Member of the Riksdag
- Incumbent
- Assumed office 28 September 2026
- Constituency: Dalarna County

Personal details
- Born: 1996 (age 29–30)
- Party: Left Party

= Mohamed Ali (politician, born 1996) =

Swedish politician (born 1996)

Mohamed Abdukardir Ali (born 1996) is a Somali-Swedish politician and Member of the Riksdag. A member of the Left Party, he has represented Dalarna County since September 2026.

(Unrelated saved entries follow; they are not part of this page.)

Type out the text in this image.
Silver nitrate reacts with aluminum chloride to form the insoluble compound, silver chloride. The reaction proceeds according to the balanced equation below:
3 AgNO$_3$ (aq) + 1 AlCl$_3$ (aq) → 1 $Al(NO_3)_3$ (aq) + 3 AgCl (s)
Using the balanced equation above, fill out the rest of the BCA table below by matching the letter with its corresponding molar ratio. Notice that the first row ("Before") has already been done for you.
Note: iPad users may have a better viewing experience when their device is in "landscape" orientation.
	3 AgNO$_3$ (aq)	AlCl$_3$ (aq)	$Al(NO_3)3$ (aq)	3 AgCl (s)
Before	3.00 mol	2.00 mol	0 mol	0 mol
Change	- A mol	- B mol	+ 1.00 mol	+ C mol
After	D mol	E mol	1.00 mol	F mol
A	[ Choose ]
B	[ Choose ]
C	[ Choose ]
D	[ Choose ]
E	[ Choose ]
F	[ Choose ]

Ali was born in Somalia in 1996. After arriving as a refugee in Sweden he applied for permission to remain there in the spring of 2012 and was granted permanent residency in the autumn of 2013. He was given debt relief in 2022. He was denied Swedish citizenship in 2023. His appeal was rejected in September 2024 as, according to the migration court, he had significant debts and did not lead an honest life. The debts were unpaid taxes, student loans and private loans. For several years Ali shared an apartment north of Stockholm with two brothers who were prominent figures in the criminal underworld in the area. One of the brothers had spent time in prison for attempted murder. Ali has not been convicted of any crime aside from speeding, though he has been accused of criminal activities for which the investigations were subsequently dropped. Ali reapplied for citizenship in October 2024 and in February 2026 became a Swedish citizen.

==Politics==
Ali joined the Left Party in 2025. Despite being placed ninth on the Left Party's party list in Dalarna County, Ali was elected to the Riksdag at the 2026 general election as the sole representative for Dalarna after receiving 648 preferential votes. He was one of eight candidates who managed to overcome their party list as a result of the number of preferential votes they received. Right-wing sources attributed Ali's victory to a mobilization of Somali Swede voters.

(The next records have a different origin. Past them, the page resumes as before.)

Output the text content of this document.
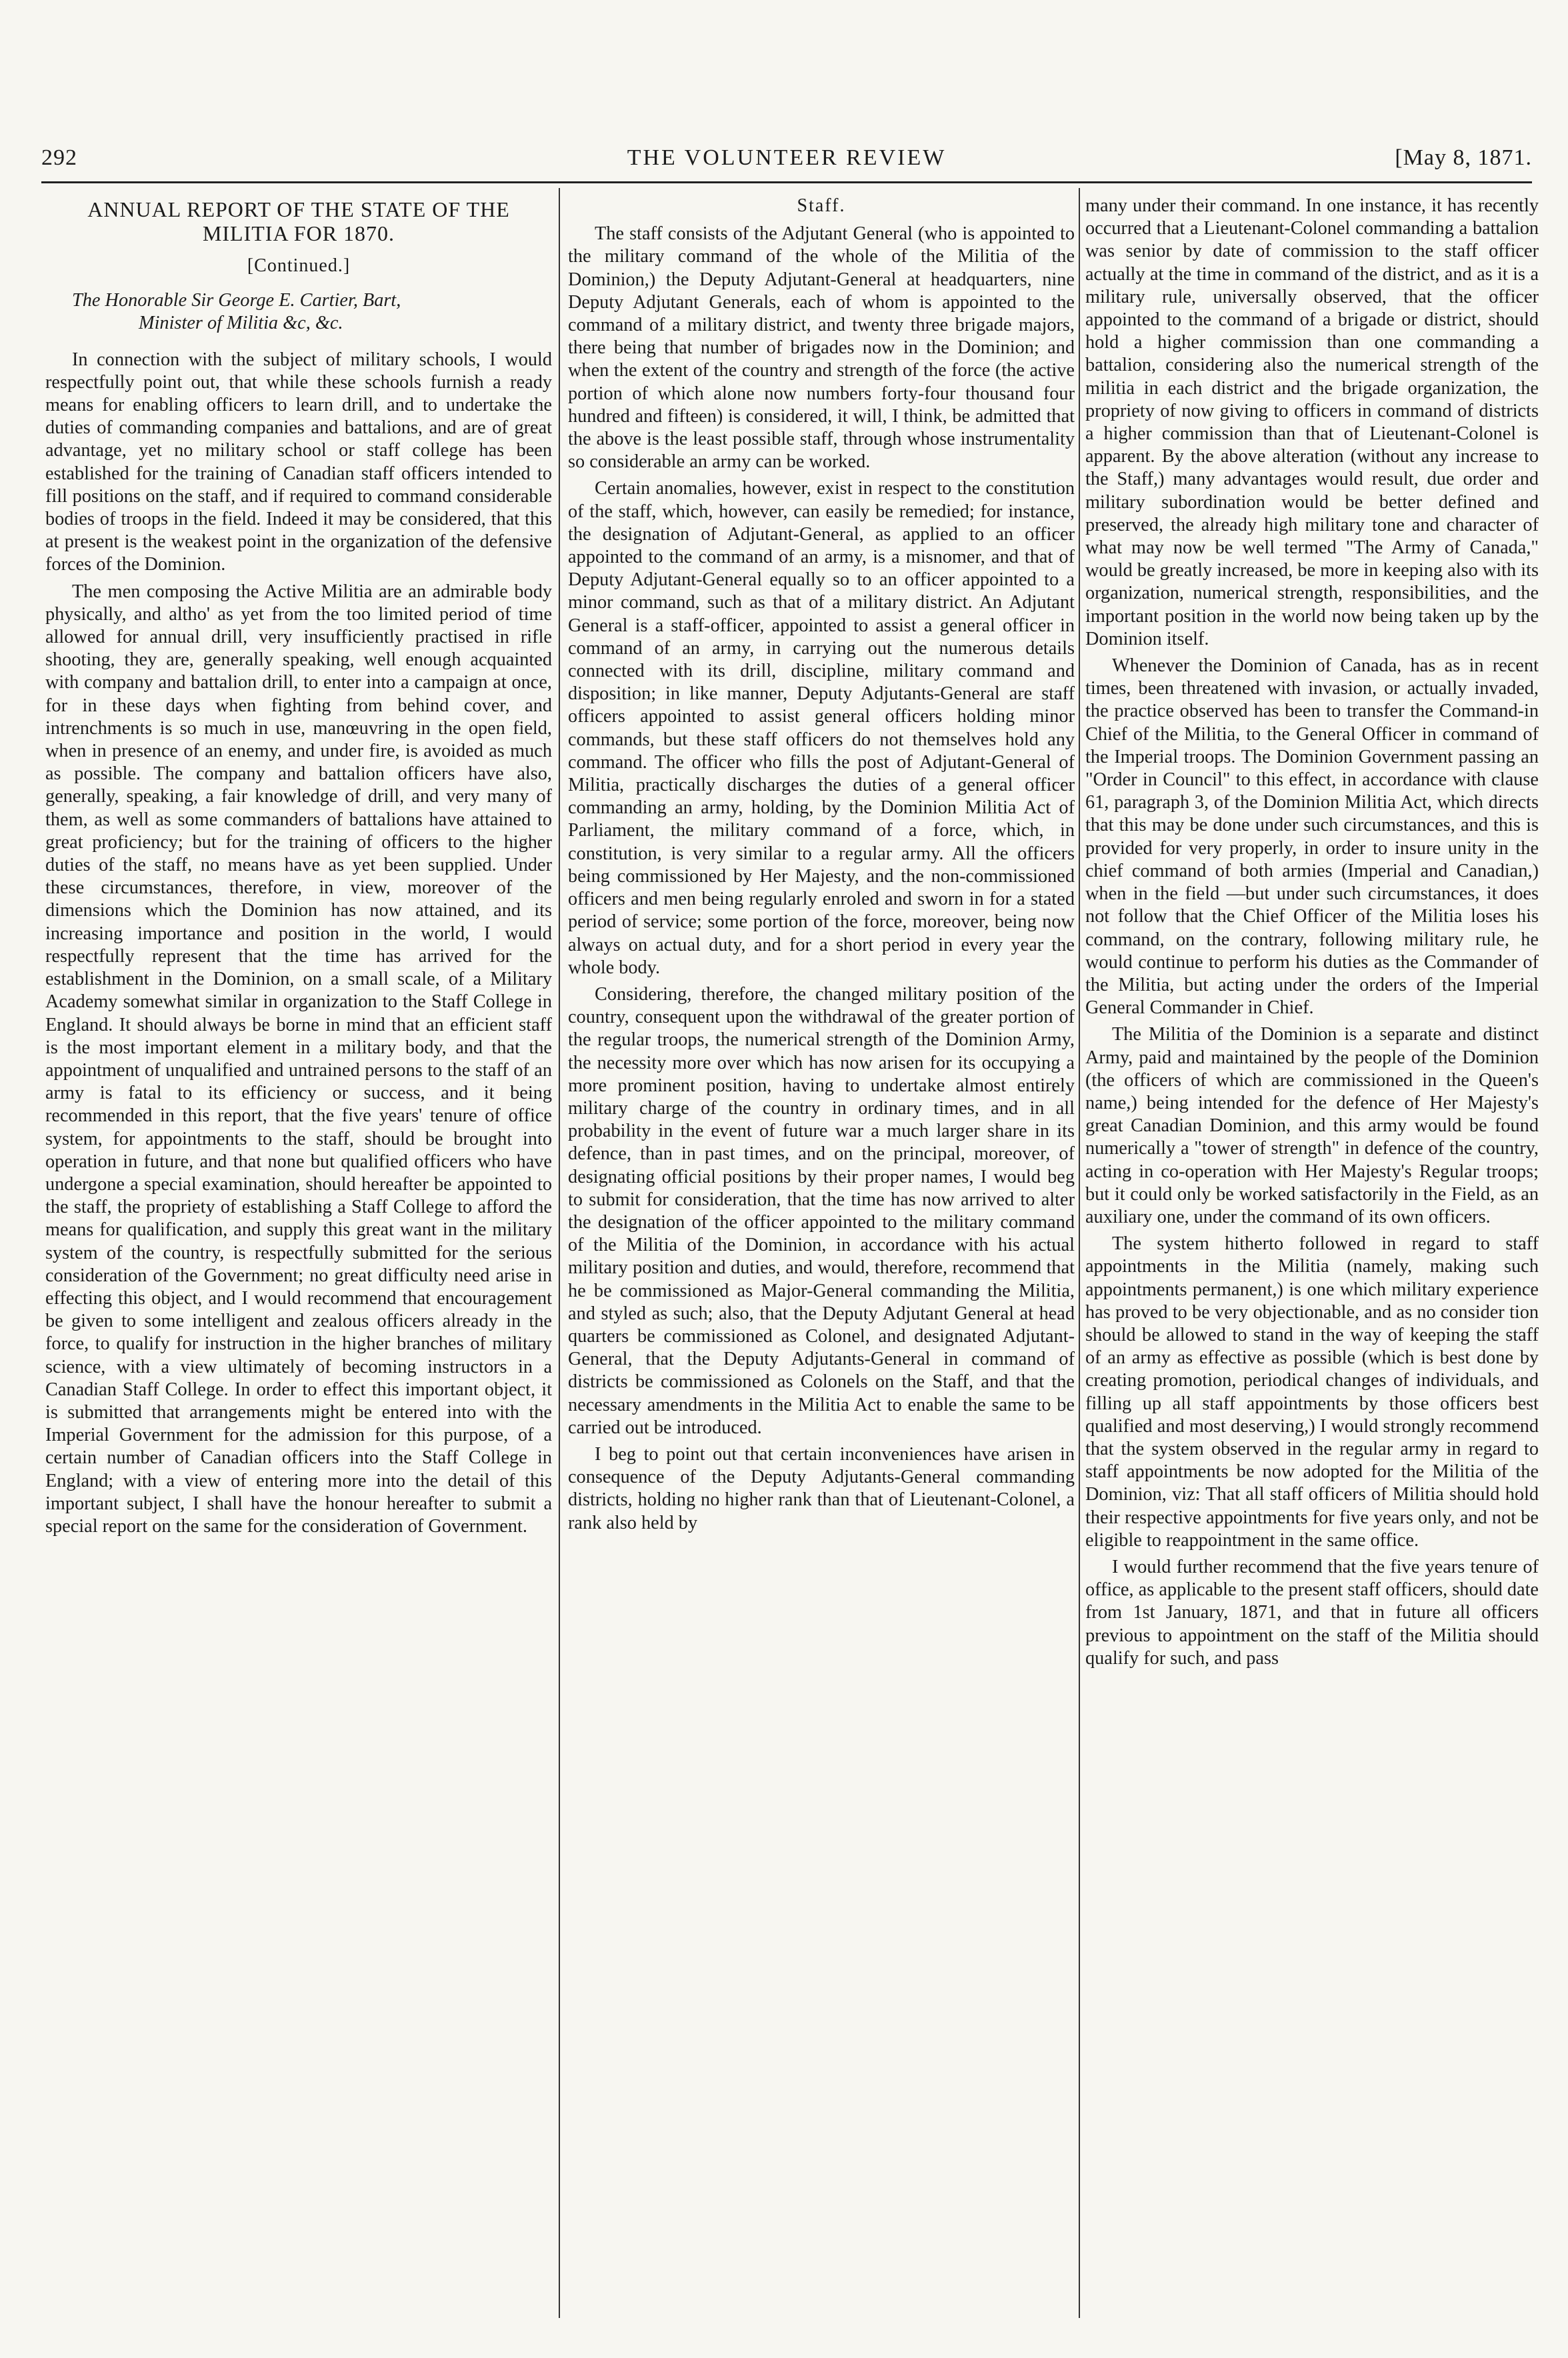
292	THE VOLUNTEER REVIEW	[May 8, 1871.
ANNUAL REPORT OF THE STATE OF THE MILITIA FOR 1870.
[Continued.]
The Honorable Sir George E. Cartier, Bart,
Minister of Militia &c, &c.

In connection with the subject of military schools, I would respectfully point out, that while these schools furnish a ready means for enabling officers to learn drill, and to undertake the duties of commanding companies and battalions, and are of great advantage, yet no military school or staff college has been established for the training of Canadian staff officers intended to fill positions on the staff, and if required to command considerable bodies of troops in the field. Indeed it may be considered, that this at present is the weakest point in the organization of the defensive forces of the Dominion.

The men composing the Active Militia are an admirable body physically, and altho' as yet from the too limited period of time allowed for annual drill, very insufficiently practised in rifle shooting, they are, generally speaking, well enough acquainted with company and battalion drill, to enter into a campaign at once, for in these days when fighting from behind cover, and intrenchments is so much in use, manœuvring in the open field, when in presence of an enemy, and under fire, is avoided as much as possible. The company and battalion officers have also, generally, speaking, a fair knowledge of drill, and very many of them, as well as some commanders of battalions have attained to great proficiency; but for the training of officers to the higher duties of the staff, no means have as yet been supplied. Under these circumstances, therefore, in view, moreover of the dimensions which the Dominion has now attained, and its increasing importance and position in the world, I would respectfully represent that the time has arrived for the establishment in the Dominion, on a small scale, of a Military Academy somewhat similar in organization to the Staff College in England. It should always be borne in mind that an efficient staff is the most important element in a military body, and that the appointment of unqualified and untrained persons to the staff of an army is fatal to its efficiency or success, and it being recommended in this report, that the five years' tenure of office system, for appointments to the staff, should be brought into operation in future, and that none but qualified officers who have undergone a special examination, should hereafter be appointed to the staff, the propriety of establishing a Staff College to afford the means for qualification, and supply this great want in the military system of the country, is respectfully submitted for the serious consideration of the Government; no great difficulty need arise in effecting this object, and I would recommend that encouragement be given to some intelligent and zealous officers already in the force, to qualify for instruction in the higher branches of military science, with a view ultimately of becoming instructors in a Canadian Staff College. In order to effect this important object, it is submitted that arrangements might be entered into with the Imperial Government for the admission for this purpose, of a certain number of Canadian officers into the Staff College in England; with a view of entering more into the detail of this important subject, I shall have the honour hereafter to submit a special report on the same for the consideration of Government.

Staff.

The staff consists of the Adjutant General (who is appointed to the military command of the whole of the Militia of the Dominion,) the Deputy Adjutant-General at headquarters, nine Deputy Adjutant Generals, each of whom is appointed to the command of a military district, and twenty three brigade majors, there being that number of brigades now in the Dominion; and when the extent of the country and strength of the force (the active portion of which alone now numbers forty-four thousand four hundred and fifteen) is considered, it will, I think, be admitted that the above is the least possible staff, through whose instrumentality so considerable an army can be worked.

Certain anomalies, however, exist in respect to the constitution of the staff, which, however, can easily be remedied; for instance, the designation of Adjutant-General, as applied to an officer appointed to the command of an army, is a misnomer, and that of Deputy Adjutant-General equally so to an officer appointed to a minor command, such as that of a military district. An Adjutant General is a staff-officer, appointed to assist a general officer in command of an army, in carrying out the numerous details connected with its drill, discipline, military command and disposition; in like manner, Deputy Adjutants-General are staff officers appointed to assist general officers holding minor commands, but these staff officers do not themselves hold any command. The officer who fills the post of Adjutant-General of Militia, practically discharges the duties of a general officer commanding an army, holding, by the Dominion Militia Act of Parliament, the military command of a force, which, in constitution, is very similar to a regular army. All the officers being commissioned by Her Majesty, and the non-commissioned officers and men being regularly enroled and sworn in for a stated period of service; some portion of the force, moreover, being now always on actual duty, and for a short period in every year the whole body.

Considering, therefore, the changed military position of the country, consequent upon the withdrawal of the greater portion of the regular troops, the numerical strength of the Dominion Army, the necessity more over which has now arisen for its occupying a more prominent position, having to undertake almost entirely military charge of the country in ordinary times, and in all probability in the event of future war a much larger share in its defence, than in past times, and on the principal, moreover, of designating official positions by their proper names, I would beg to submit for consideration, that the time has now arrived to alter the designation of the officer appointed to the military command of the Militia of the Dominion, in accordance with his actual military position and duties, and would, therefore, recommend that he be commissioned as Major-General commanding the Militia, and styled as such; also, that the Deputy Adjutant General at head quarters be commissioned as Colonel, and designated Adjutant-General, that the Deputy Adjutants-General in command of districts be commissioned as Colonels on the Staff, and that the necessary amendments in the Militia Act to enable the same to be carried out be introduced.

I beg to point out that certain inconveniences have arisen in consequence of the Deputy Adjutants-General commanding districts, holding no higher rank than that of Lieutenant-Colonel, a rank also held by

many under their command. In one instance, it has recently occurred that a Lieutenant-Colonel commanding a battalion was senior by date of commission to the staff officer actually at the time in command of the district, and as it is a military rule, universally observed, that the officer appointed to the command of a brigade or district, should hold a higher commission than one commanding a battalion, considering also the numerical strength of the militia in each district and the brigade organization, the propriety of now giving to officers in command of districts a higher commission than that of Lieutenant-Colonel is apparent. By the above alteration (without any increase to the Staff,) many advantages would result, due order and military subordination would be better defined and preserved, the already high military tone and character of what may now be well termed "The Army of Canada," would be greatly increased, be more in keeping also with its organization, numerical strength, responsibilities, and the important position in the world now being taken up by the Dominion itself.

Whenever the Dominion of Canada, has as in recent times, been threatened with invasion, or actually invaded, the practice observed has been to transfer the Command-in Chief of the Militia, to the General Officer in command of the Imperial troops. The Dominion Government passing an "Order in Council" to this effect, in accordance with clause 61, paragraph 3, of the Dominion Militia Act, which directs that this may be done under such circumstances, and this is provided for very properly, in order to insure unity in the chief command of both armies (Imperial and Canadian,) when in the field —but under such circumstances, it does not follow that the Chief Officer of the Militia loses his command, on the contrary, following military rule, he would continue to perform his duties as the Commander of the Militia, but acting under the orders of the Imperial General Commander in Chief.

The Militia of the Dominion is a separate and distinct Army, paid and maintained by the people of the Dominion (the officers of which are commissioned in the Queen's name,) being intended for the defence of Her Majesty's great Canadian Dominion, and this army would be found numerically a "tower of strength" in defence of the country, acting in co-operation with Her Majesty's Regular troops; but it could only be worked satisfactorily in the Field, as an auxiliary one, under the command of its own officers.

The system hitherto followed in regard to staff appointments in the Militia (namely, making such appointments permanent,) is one which military experience has proved to be very objectionable, and as no consider tion should be allowed to stand in the way of keeping the staff of an army as effective as possible (which is best done by creating promotion, periodical changes of individuals, and filling up all staff appointments by those officers best qualified and most deserving,) I would strongly recommend that the system observed in the regular army in regard to staff appointments be now adopted for the Militia of the Dominion, viz: That all staff officers of Militia should hold their respective appointments for five years only, and not be eligible to reappointment in the same office.

I would further recommend that the five years tenure of office, as applicable to the present staff officers, should date from 1st January, 1871, and that in future all officers previous to appointment on the staff of the Militia should qualify for such, and pass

===Electoral fraud investigation===
Prior to the election, police in the region of Bergslagen had been investigating reports that someone had been driving around with ballot papers on which the Ali's name had already been pre-marked. Police surveillance revealed individuals in the car stopping at ATMs to withdraw cash. On September 1, 2026 the police filed a report of electoral fraud with the National Anti-Corruption Unit at the Swedish Prosecution Authority but on 8 September 2026 the investigation was dropped due to insufficient evidence.

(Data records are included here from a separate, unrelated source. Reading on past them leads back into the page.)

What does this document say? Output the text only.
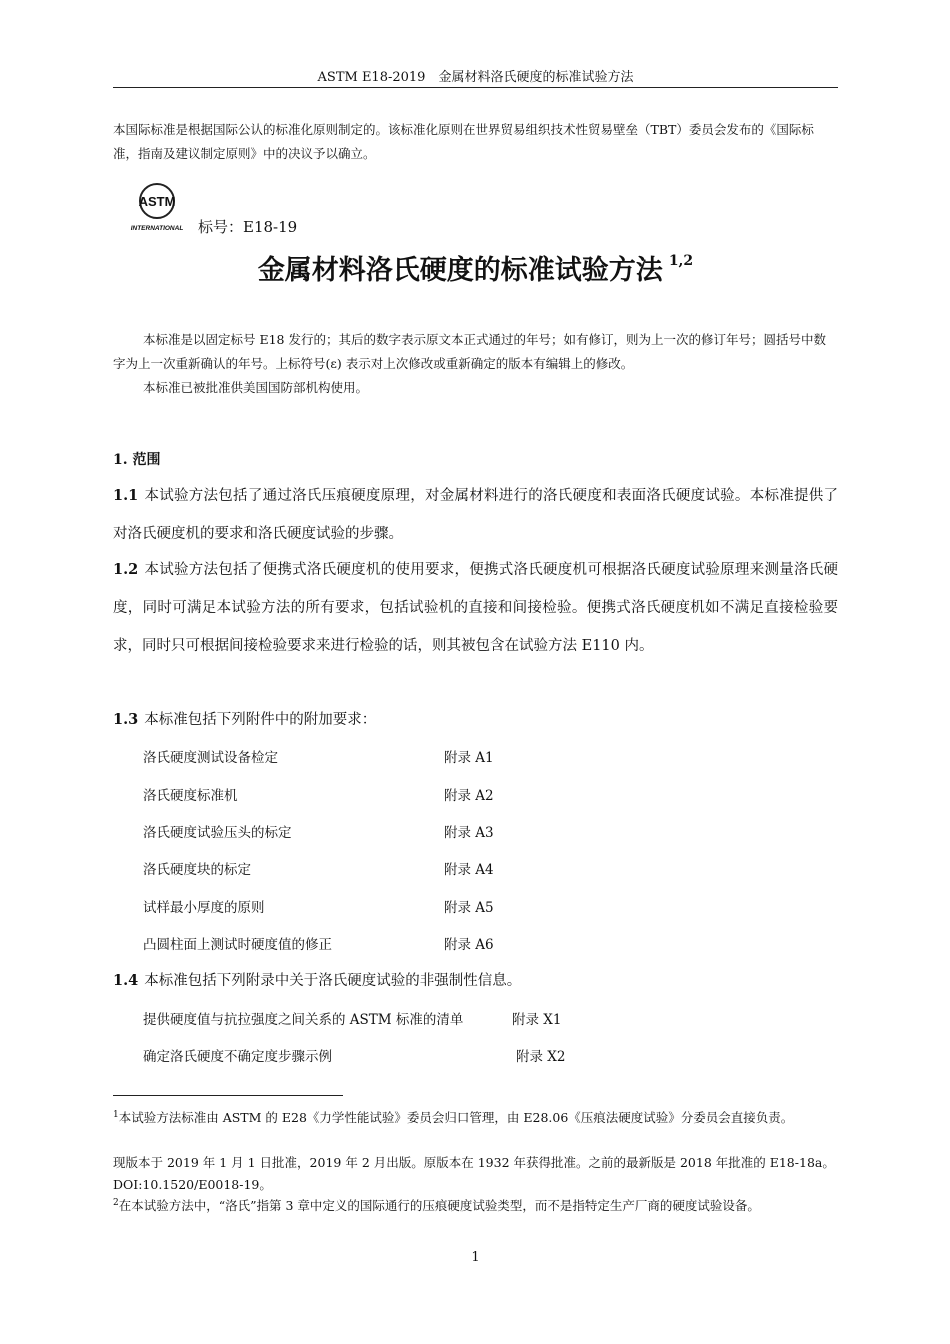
ASTM E18-2019　金属材料洛氏硬度的标准试验方法
本国际标准是根据国际公认的标准化原则制定的。该标准化原则在世界贸易组织技术性贸易壁垒（TBT）委员会发布的《国际标准，指南及建议制定原则》中的决议予以确立。
ASTM
INTERNATIONAL 标号：E18-19
金属材料洛氏硬度的标准试验方法 $^{1,2}$
本标准是以固定标号 E18 发行的；其后的数字表示原文本正式通过的年号；如有修订，则为上一次的修订年号；圆括号中数字为上一次重新确认的年号。上标符号(ε) 表示对上次修改或重新确定的版本有编辑上的修改。
本标准已被批准供美国国防部机构使用。
1. 范围
1.1 本试验方法包括了通过洛氏压痕硬度原理，对金属材料进行的洛氏硬度和表面洛氏硬度试验。本标准提供了对洛氏硬度机的要求和洛氏硬度试验的步骤。
1.2 本试验方法包括了便携式洛氏硬度机的使用要求，便携式洛氏硬度机可根据洛氏硬度试验原理来测量洛氏硬度，同时可满足本试验方法的所有要求，包括试验机的直接和间接检验。便携式洛氏硬度机如不满足直接检验要求，同时只可根据间接检验要求来进行检验的话，则其被包含在试验方法 E110 内。
1.3 本标准包括下列附件中的附加要求：
洛氏硬度测试设备检定	附录 A1
洛氏硬度标准机	附录 A2
洛氏硬度试验压头的标定	附录 A3
洛氏硬度块的标定	附录 A4
试样最小厚度的原则	附录 A5
凸圆柱面上测试时硬度值的修正	附录 A6
1.4 本标准包括下列附录中关于洛氏硬度试验的非强制性信息。
提供硬度值与抗拉强度之间关系的 ASTM 标准的清单	附录 X1
确定洛氏硬度不确定度步骤示例	附录 X2
$^1$本试验方法标准由 ASTM 的 E28《力学性能试验》委员会归口管理，由 E28.06《压痕法硬度试验》分委员会直接负责。
现版本于 2019 年 1 月 1 日批准，2019 年 2 月出版。原版本在 1932 年获得批准。之前的最新版是 2018 年批准的 E18-18a。DOI:10.1520/E0018-19。
$^2$在本试验方法中，“洛氏”指第 3 章中定义的国际通行的压痕硬度试验类型，而不是指特定生产厂商的硬度试验设备。
1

The electoral fraud investigation resumed on 13 September 2026 after the county administrative board in Dalarna County, which administers elections, received a report of electoral fraud. Ali has denied any involvement. The Left Party has said that Ali will not take his new seat in the Riksdag when the new legislative term begins on 28 September 2026 but would instead take a leave of absence whilst the investigations were being carried out. According to the Borlänge Tidning, Ali has been offered a position in the Left Party’s parliamentary office in Stockholm on a monthly salary of SEK 81,400 which is same as the base compensation for a member of the Swedish parliament if he gives up his seat.